Despite abundant literature in social-ecological resilience, vulnerability, and hazards and risk assessment, there is yet a convincing approach to quantifying and measuring community resilience. The objectives of this project are: (1) to empirically develop a model to measure community resilience index along the Gulf of Mexico; (2) to compare the resilience indices between urban and rural communities, and between coastal and non-coastal communities; (3) to apply the model using the data at two different spatial scales, county and zip code levels. The development of a meaningful and practical resilience index will help identify aspects of activities that will increase or decrease resilience, thus the model to be developed will serve as a useful tool for sustainable planning and management, especially for coastal and rural communities facing the threats of climate change and other disastrous events.

Archived LSU press release.


Paleotempestology of the Caribbean Region: A Multi-proxy, Multi-site Study of the Spatial and Temporal Variability of Caribbean Hurricane Activity

This 5-year project is currently funded by the Inter-American Institute for Global Change Research (IAI) to Kam-biu Liu (LSU – Oceanography and Coastal Sciences), Nina Lam (LSU – Environmental Sciences), and Sam Bentley (Memory University, New Foundland), with collaborators from several U.S. and Latin American Universities.
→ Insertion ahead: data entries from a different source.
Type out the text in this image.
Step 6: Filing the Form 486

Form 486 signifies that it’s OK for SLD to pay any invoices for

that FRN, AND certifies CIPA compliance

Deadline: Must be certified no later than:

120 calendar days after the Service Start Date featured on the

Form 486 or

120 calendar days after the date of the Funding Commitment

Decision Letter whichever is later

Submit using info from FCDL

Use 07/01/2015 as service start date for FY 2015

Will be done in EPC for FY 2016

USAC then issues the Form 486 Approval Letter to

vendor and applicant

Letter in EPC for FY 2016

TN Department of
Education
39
Total amount: $620,000. The RSGIS Lab is responsible for developing a GIS for the project.

For more information, please visit the project website.


Collaborative Research: (DRU) Modeling Business Return Amid Post-Disaster Uncertainties: New Orleans After Katrina

This collaborative project was funded by NSF Human and Social Dynamics Program to Nina Lam (the Lead PI) and Kelley Pace of LSU ($356,474), Richard Campanella of Tulane University ($121,876), and James LeSage of Texas State University ($144,062). The total amount of funding for the project is: $622, 412. The project duration was from 11/01/2007 to 10/31/2011.
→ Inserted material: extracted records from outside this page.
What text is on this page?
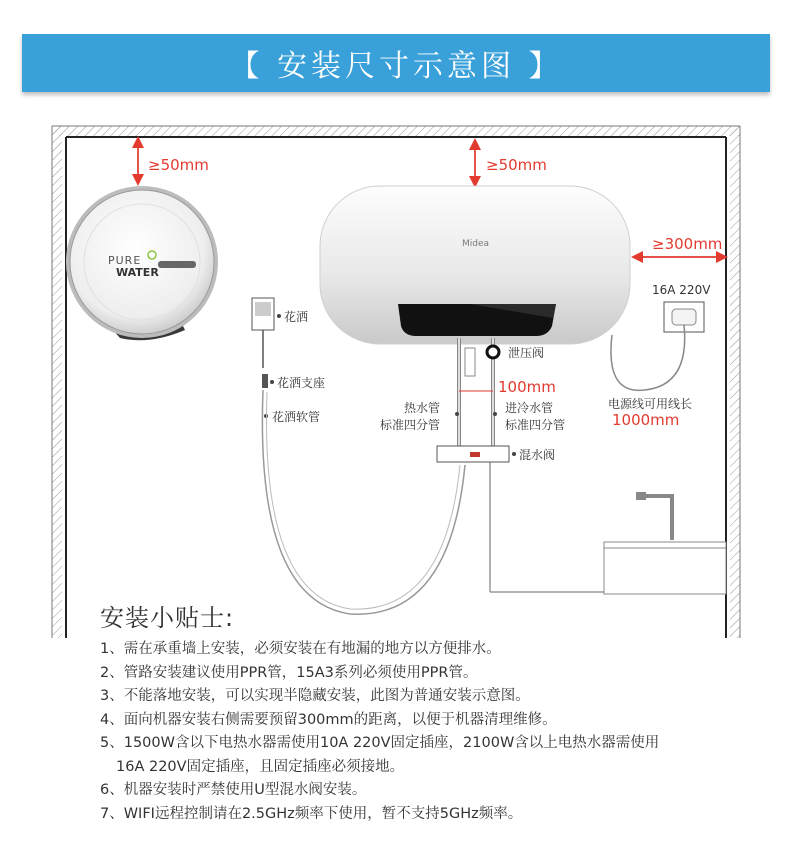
【 安装尺寸示意图 】
PURE
WATER
≥50mm	≥50mm
Midea	≥300mm
16A 220V
电源线可用线长
1000mm
花洒
花洒支座
花洒软管
泄压阀
100mm
热水管
标准四分管
进冷水管
标准四分管
混水阀
安装小贴士:
1、需在承重墙上安装，必须安装在有地漏的地方以方便排水。
2、管路安装建议使用PPR管，15A3系列必须使用PPR管。
3、不能落地安装，可以实现半隐藏安装，此图为普通安装示意图。
4、面向机器安装右侧需要预留300mm的距离，以便于机器清理维修。
5、1500W含以下电热水器需使用10A 220V固定插座，2100W含以上电热水器需使用
16A 220V固定插座，且固定插座必须接地。
6、机器安装时严禁使用U型混水阀安装。
7、WIFI远程控制请在2.5GHz频率下使用，暂不支持5GHz频率。
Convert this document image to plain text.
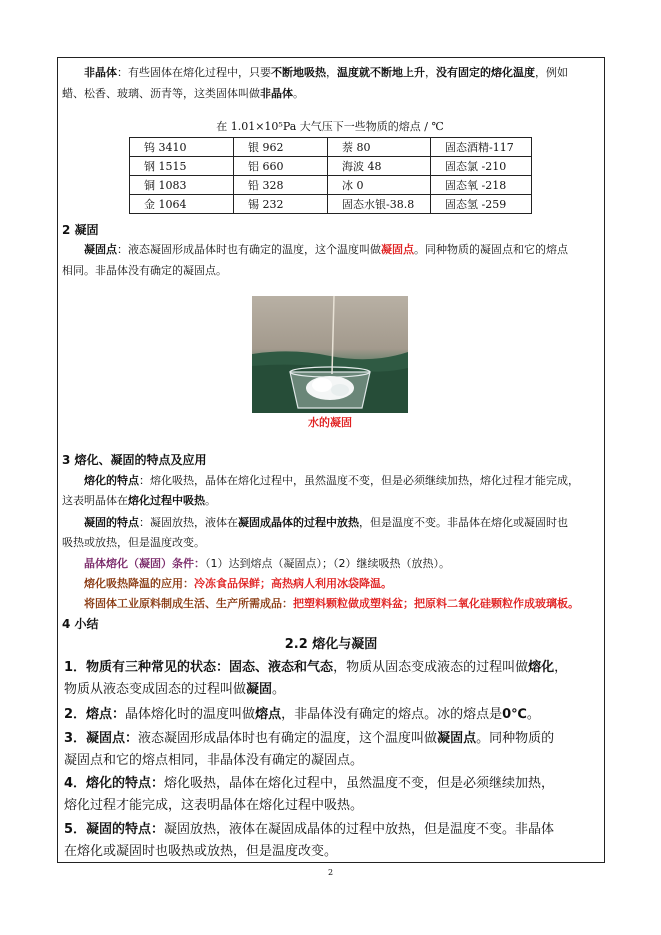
非晶体：有些固体在熔化过程中，只要不断地吸热，温度就不断地上升，没有固定的熔化温度，例如
蜡、松香、玻璃、沥青等，这类固体叫做非晶体。
在 1.01×10⁵Pa 大气压下一些物质的熔点 / ℃
钨 3410	银 962	萘 80	固态酒精-117
钢 1515	铝 660	海波 48	固态氯 -210
铜 1083	铅 328	冰 0	固态氧 -218
金 1064	锡 232	固态水银-38.8	固态氢 -259
2 凝固
凝固点：液态凝固形成晶体时也有确定的温度，这个温度叫做凝固点。同种物质的凝固点和它的熔点
相同。非晶体没有确定的凝固点。
水的凝固
3 熔化、凝固的特点及应用
熔化的特点：熔化吸热，晶体在熔化过程中，虽然温度不变，但是必须继续加热，熔化过程才能完成，
这表明晶体在熔化过程中吸热。
凝固的特点：凝固放热，液体在凝固成晶体的过程中放热，但是温度不变。非晶体在熔化或凝固时也
吸热或放热，但是温度改变。
晶体熔化（凝固）条件：（1）达到熔点（凝固点）；（2）继续吸热（放热）。
熔化吸热降温的应用：冷冻食品保鲜；高热病人利用冰袋降温。
将固体工业原料制成生活、生产所需成品：把塑料颗粒做成塑料盆；把原料二氧化硅颗粒作成玻璃板。
4 小结
2.2 熔化与凝固
1．物质有三种常见的状态：固态、液态和气态，物质从固态变成液态的过程叫做熔化，
物质从液态变成固态的过程叫做凝固。
2．熔点：晶体熔化时的温度叫做熔点，非晶体没有确定的熔点。冰的熔点是0℃。
3．凝固点：液态凝固形成晶体时也有确定的温度，这个温度叫做凝固点。同种物质的
凝固点和它的熔点相同，非晶体没有确定的凝固点。
4．熔化的特点：熔化吸热，晶体在熔化过程中，虽然温度不变，但是必须继续加热，
熔化过程才能完成，这表明晶体在熔化过程中吸热。
5．凝固的特点：凝固放热，液体在凝固成晶体的过程中放热，但是温度不变。非晶体
在熔化或凝固时也吸热或放热，但是温度改变。
2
Building on first-hand telephone and street survey data collected through a previous project on New Orleans businesses after Katrina (also funded by NSF), this project developed models to quantify determinants of the decisions by businesses to return to their prior location after a disaster. Special attention was given to the spatial relations between a business, its neighborhood, and businesses located nearby. The project was the first attempt to formally model business connectivity and interdependence in decision making as it pertains to decisions about disaster recovery. The research has augmented both methodological and substantive knowledge. Findings from this research could be applied to planning, mitigation, and the recovery of business in New Orleans as well as in other sites of future disasters.

The project produced a number of publications, visit the NSF website for a detailed list.

Selected publications:

  • Lam NSN, Arenas H, Pace RK, LeSage JP, Campanella R. 2012. Predictors of Business Return in New Orleans after Hurricane Katrina. PLoS One 7(10), e47935: 1-8.
  • LeSage JP, Pace RK, Lam NSN, Campanella R, Liu X. 2011. New Orleans business recovery in the aftermath of Hurricane Katrina. Journal of Royal Statistics Society A 174, Part 4: 1007-1027.
  • Lam NSN, Pace K, Campanella R, LeSage J, Arenas H. 2009. Business return in New Orleans: Decision making amid post-Katrina uncertainty. PLoS One 4(8):e6765.